The Bolivian government is considering a plan to resume cultivation of the raw ingredient in cocaine in a remote jungle basin, allowing farmers to cultivate small plots of the crop in a move aimed at averting nationwide strikes and unrest.

“We’ve begun serious dialogues with coca growers with the aim of combating drug trafficking and maintaining social tranquility,” Vice Minister of Social Defence Ernesto Justiniano has told The Associated Press. “And one of the alternatives is to allow the possibility of half a cato (0.20 acre) to every coca farmer.”

The government will conduct a six-month study to determine the size of the nation’s legal market for coca, the base ingredient of cocaine, Mr Justiniano said.

Set at 29,652 acres, the coca crop from legal cultivation supplies millions of people who chew the leaves, which act as a stimulant and can stave off hunger.

If the legal market increased, some 15,000 coca farmers in the Chapare – a jungle basin that supplied half of all cocaine in the world five years ago - would be allowed to cultivate coca on plots up to 8,610sq ft, he said.

Justiniano said the programme would hurt drug traffickers by giving the government more control over what is now a clandestine industry in the jungle lowlands.

But US officials say expanding the legal market for coca in Bolivia would lead to another 7,000 hectares of coca that would feed the international cocaine supplies.

US officials have threatened cuts in US aid and say legalisation would jeopardise the country’s free trade agreements, such as the Free Trade Area of the Americas.

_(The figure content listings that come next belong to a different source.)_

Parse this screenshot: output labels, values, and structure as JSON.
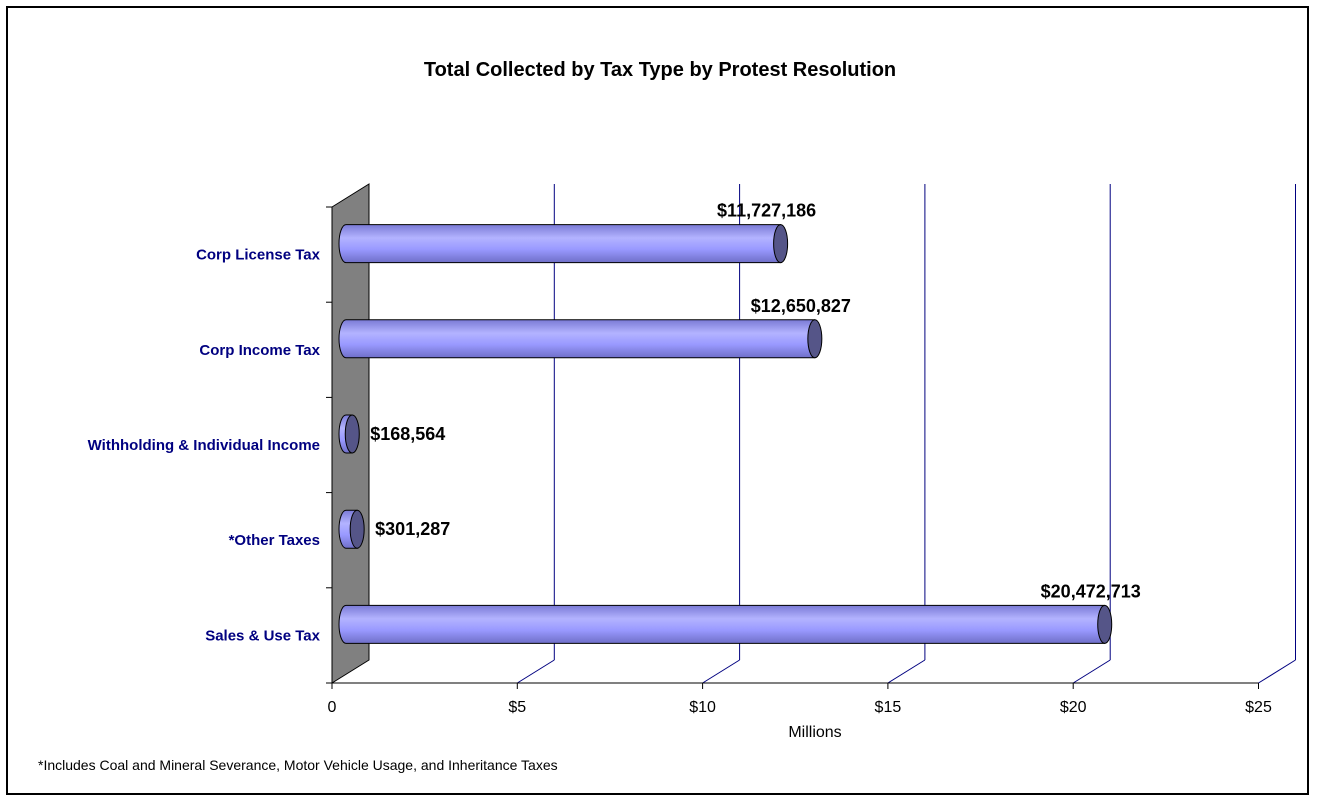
{
  "chart_data": {
    "type": "bar",
    "orientation": "horizontal",
    "title": "Total Collected by Tax Type by Protest Resolution",
    "xlabel": "Millions",
    "ylabel": "",
    "categories": [
      "Corp License Tax",
      "Corp Income Tax",
      "Withholding & Individual Income",
      "*Other Taxes",
      "Sales & Use Tax"
    ],
    "values": [
      11727186,
      12650827,
      168564,
      301287,
      20472713
    ],
    "value_labels": [
      "$11,727,186",
      "$12,650,827",
      "$168,564",
      "$301,287",
      "$20,472,713"
    ],
    "xlim": [
      0,
      25
    ],
    "xticks": [
      0,
      5,
      10,
      15,
      20,
      25
    ],
    "xtick_labels": [
      "0",
      "$5",
      "$10",
      "$15",
      "$20",
      "$25"
    ],
    "grid": true,
    "style": "3d-cylinder",
    "colors": {
      "bar": "#9999ff",
      "bar_end": "#555588",
      "wall": "#808080",
      "gridline": "#000080"
    }
  },
  "footnote": "*Includes Coal and Mineral Severance, Motor Vehicle Usage, and Inheritance Taxes"
}
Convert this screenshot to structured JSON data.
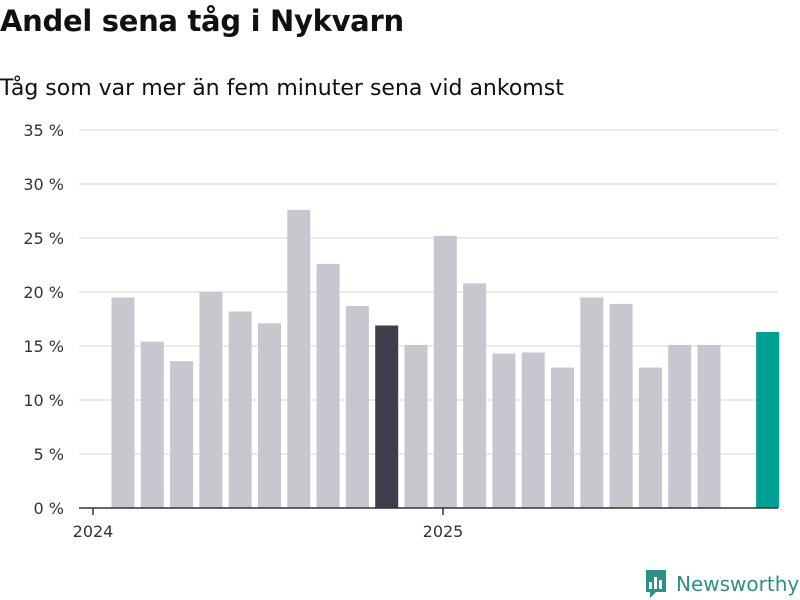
{
  "header": {
    "title": "Andel sena tåg i Nykvarn",
    "subtitle": "Tåg som var mer än fem minuter sena vid ankomst"
  },
  "brand": {
    "name": "Newsworthy",
    "color": "#2e8f87"
  },
  "colors": {
    "default": "#c8c7d0",
    "highlight_dark": "#403e4d",
    "highlight_latest": "#00a195",
    "grid": "#dddddd",
    "axis": "#333333"
  },
  "chart_data": {
    "type": "bar",
    "title": "Andel sena tåg i Nykvarn",
    "subtitle": "Tåg som var mer än fem minuter sena vid ankomst",
    "xlabel": "",
    "ylabel": "",
    "ylim": [
      0,
      35
    ],
    "yticks": [
      0,
      5,
      10,
      15,
      20,
      25,
      30,
      35
    ],
    "ytick_labels": [
      "0 %",
      "5 %",
      "10 %",
      "15 %",
      "20 %",
      "25 %",
      "30 %",
      "35 %"
    ],
    "x_axis_labels": [
      "2024",
      "2025"
    ],
    "categories": [
      "2024-01",
      "2024-02",
      "2024-03",
      "2024-04",
      "2024-05",
      "2024-06",
      "2024-07",
      "2024-08",
      "2024-09",
      "2024-10",
      "2024-11",
      "2024-12",
      "2025-01",
      "2025-02",
      "2025-03",
      "2025-04",
      "2025-05",
      "2025-06",
      "2025-07",
      "2025-08",
      "2025-09",
      "2025-10",
      "2025-11"
    ],
    "values": [
      19.5,
      15.4,
      13.6,
      20.0,
      18.2,
      17.1,
      27.6,
      22.6,
      18.7,
      16.9,
      15.1,
      25.2,
      20.8,
      14.3,
      14.4,
      13.0,
      19.5,
      18.9,
      13.0,
      15.1,
      15.1,
      0,
      16.3
    ],
    "highlight": {
      "dark_index": 9,
      "latest_index": 22
    },
    "grid": true,
    "legend": "none"
  }
}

“Our policy is very clear and it remains clear,” said an official at the US embassy in Bogota. “Any proposal that would legitimise or legalise any coca in the Chapare would be a violation of Bolivian law and a violation of international treaties to which Bolivia is a signatory.”

US-trained Bolivian soldiers trying to eradicate coca crops often engage in gunfights with farmers in the Chapare.

But coca growers have become a potent political force under the leadership of Socialist Evo Morales, who lost last year’s presidential election by two percentage points.

In the wake of riots that left 30 dead and the government nearly collapsed two weeks ago, coca growers threatened again to shut down the country largest highway. President Gonzalo Sanchez de Lozada’s proposal for an income tax hike sparked the riots, and he has since withdrawn the proposal.

“Bolivia has suddenly been confronted by a unified burst of anger from movements on all sides,” said Jim Shultz, executive director of the Democracy Centre, a human rights group based in Cochabamba, Bolivia’s third largest city. ”This is bargaining time. The president is weak and ready to give away the store. Opposition groups are making sure they’ve got their order in.”

Human rights groups also say the US war on drugs has killed peasants and farmers and ruined the country’s commerce by turning the nation’s most important highway into a 200-mile battlefront.

“America’s single-minded focus on drug eradication in Bolivia has undermined the fragile democracy officials in Bolivia have,” said Laurie Freeman, an associate for drug policy at the Washington Office on Latin America, another human rights group.

US officials also fear relaxing the drug policy will bolster Mr Morales’s stature.

“One of the things that destabilised Bolivia in the past was a rampant, unfettered drug trade,” the US official said. “It would be a shame to turn around and go backwards.”